Earlier this month, the Wage and Hour Division (WHD) of the Department of Labor (DOL) issued its first set of new opinion letters in nearly a decade. One of the opinion letters concerns whether workers should be paid for health-related rest breaks, an issue of interest to NFDA members.
With regard to breaks, DOL regulations construing the Fair Labor Standards Act (FLSA) provide that an employee must be paid for certain rest breaks. Rest periods of short duration, typically lasting from 5 minutes to about 20 minutes, are common in business. Such breaks are thought to promote employee efficiency and are customarily considered working time. They must be counted as hours worked because they primarily benefit the employer.
In its opinion letter, the WHD considered whether a non-exempt employee’s 15-minute rest breaks, certified by a health care provider, as required hourly, because of the employees’ serious health conditions, are compensable time under the FSLA. (Non-exempt employees generally do not hold executive, administrative, or professional positions or are commissioned outside sales persons.)
Because these breaks accommodate the employee’s serious health condition, the breaks predominantly benefit the employee and not the employer.

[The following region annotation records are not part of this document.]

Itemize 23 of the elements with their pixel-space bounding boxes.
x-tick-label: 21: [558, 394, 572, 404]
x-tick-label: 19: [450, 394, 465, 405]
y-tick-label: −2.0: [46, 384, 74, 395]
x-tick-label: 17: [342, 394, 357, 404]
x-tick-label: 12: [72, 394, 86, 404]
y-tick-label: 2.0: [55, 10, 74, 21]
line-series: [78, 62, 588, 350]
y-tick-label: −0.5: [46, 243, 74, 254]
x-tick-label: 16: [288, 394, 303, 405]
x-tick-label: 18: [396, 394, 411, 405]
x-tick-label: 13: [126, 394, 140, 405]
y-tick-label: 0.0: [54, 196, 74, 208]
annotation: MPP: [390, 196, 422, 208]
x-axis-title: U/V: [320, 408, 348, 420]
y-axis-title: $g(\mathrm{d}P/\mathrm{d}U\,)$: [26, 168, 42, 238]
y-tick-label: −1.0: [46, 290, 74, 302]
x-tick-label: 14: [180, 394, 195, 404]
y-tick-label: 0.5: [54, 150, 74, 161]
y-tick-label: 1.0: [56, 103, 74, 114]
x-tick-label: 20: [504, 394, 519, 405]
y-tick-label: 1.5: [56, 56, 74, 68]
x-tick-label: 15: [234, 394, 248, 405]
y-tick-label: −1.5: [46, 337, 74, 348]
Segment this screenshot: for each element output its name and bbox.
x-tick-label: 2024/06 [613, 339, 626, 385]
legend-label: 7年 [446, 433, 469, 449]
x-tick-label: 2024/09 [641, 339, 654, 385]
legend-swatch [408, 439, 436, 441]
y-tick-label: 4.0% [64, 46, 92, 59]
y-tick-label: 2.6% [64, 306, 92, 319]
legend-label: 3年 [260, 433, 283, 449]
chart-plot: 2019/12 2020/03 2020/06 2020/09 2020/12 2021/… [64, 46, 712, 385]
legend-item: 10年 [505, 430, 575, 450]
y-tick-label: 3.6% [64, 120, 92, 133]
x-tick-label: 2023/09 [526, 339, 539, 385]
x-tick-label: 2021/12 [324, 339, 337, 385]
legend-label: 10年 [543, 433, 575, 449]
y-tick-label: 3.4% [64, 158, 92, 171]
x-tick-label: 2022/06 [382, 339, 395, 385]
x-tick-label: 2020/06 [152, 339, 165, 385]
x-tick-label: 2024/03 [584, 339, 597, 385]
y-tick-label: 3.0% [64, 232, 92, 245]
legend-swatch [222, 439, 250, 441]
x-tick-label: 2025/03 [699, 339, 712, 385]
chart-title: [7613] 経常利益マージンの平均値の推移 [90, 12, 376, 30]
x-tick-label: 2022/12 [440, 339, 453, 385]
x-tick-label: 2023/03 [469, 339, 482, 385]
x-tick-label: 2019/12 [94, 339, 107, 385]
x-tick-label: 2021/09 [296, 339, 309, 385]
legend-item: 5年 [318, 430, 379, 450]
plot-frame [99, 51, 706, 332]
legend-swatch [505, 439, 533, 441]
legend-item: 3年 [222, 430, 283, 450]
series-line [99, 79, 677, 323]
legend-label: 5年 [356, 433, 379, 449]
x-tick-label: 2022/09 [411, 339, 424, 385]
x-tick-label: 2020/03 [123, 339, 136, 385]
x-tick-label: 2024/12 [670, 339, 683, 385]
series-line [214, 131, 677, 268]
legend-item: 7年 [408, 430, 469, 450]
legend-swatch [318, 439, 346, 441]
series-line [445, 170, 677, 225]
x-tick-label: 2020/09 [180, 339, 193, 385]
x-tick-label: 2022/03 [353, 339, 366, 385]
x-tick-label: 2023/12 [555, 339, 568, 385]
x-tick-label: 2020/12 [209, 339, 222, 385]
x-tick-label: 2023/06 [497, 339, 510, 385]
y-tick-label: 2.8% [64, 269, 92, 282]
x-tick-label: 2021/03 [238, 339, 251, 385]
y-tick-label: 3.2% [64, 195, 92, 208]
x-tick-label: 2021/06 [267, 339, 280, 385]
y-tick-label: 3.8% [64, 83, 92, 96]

For that reason, the WHD determined that they are not compensable and not part of the wage that the employer must pay.
You may read the full opinion letter here: https://www.dol.gov/whd/opinion/FLSA/2018/2018_04_12_02_FLSA.pdf
The FLSA is a complex and technical statute, which does not apply in all instances to all employers and certainly not to all funeral homes. Before adopting the guidance provided in the recent opinion letters, care should be taken to determine whether the guidance is applicable to your funeral home.
Other recent opinion letters cover when employees should be compensated for time spent traveling for work and what forms of lump-sum payment should be garnished for child support.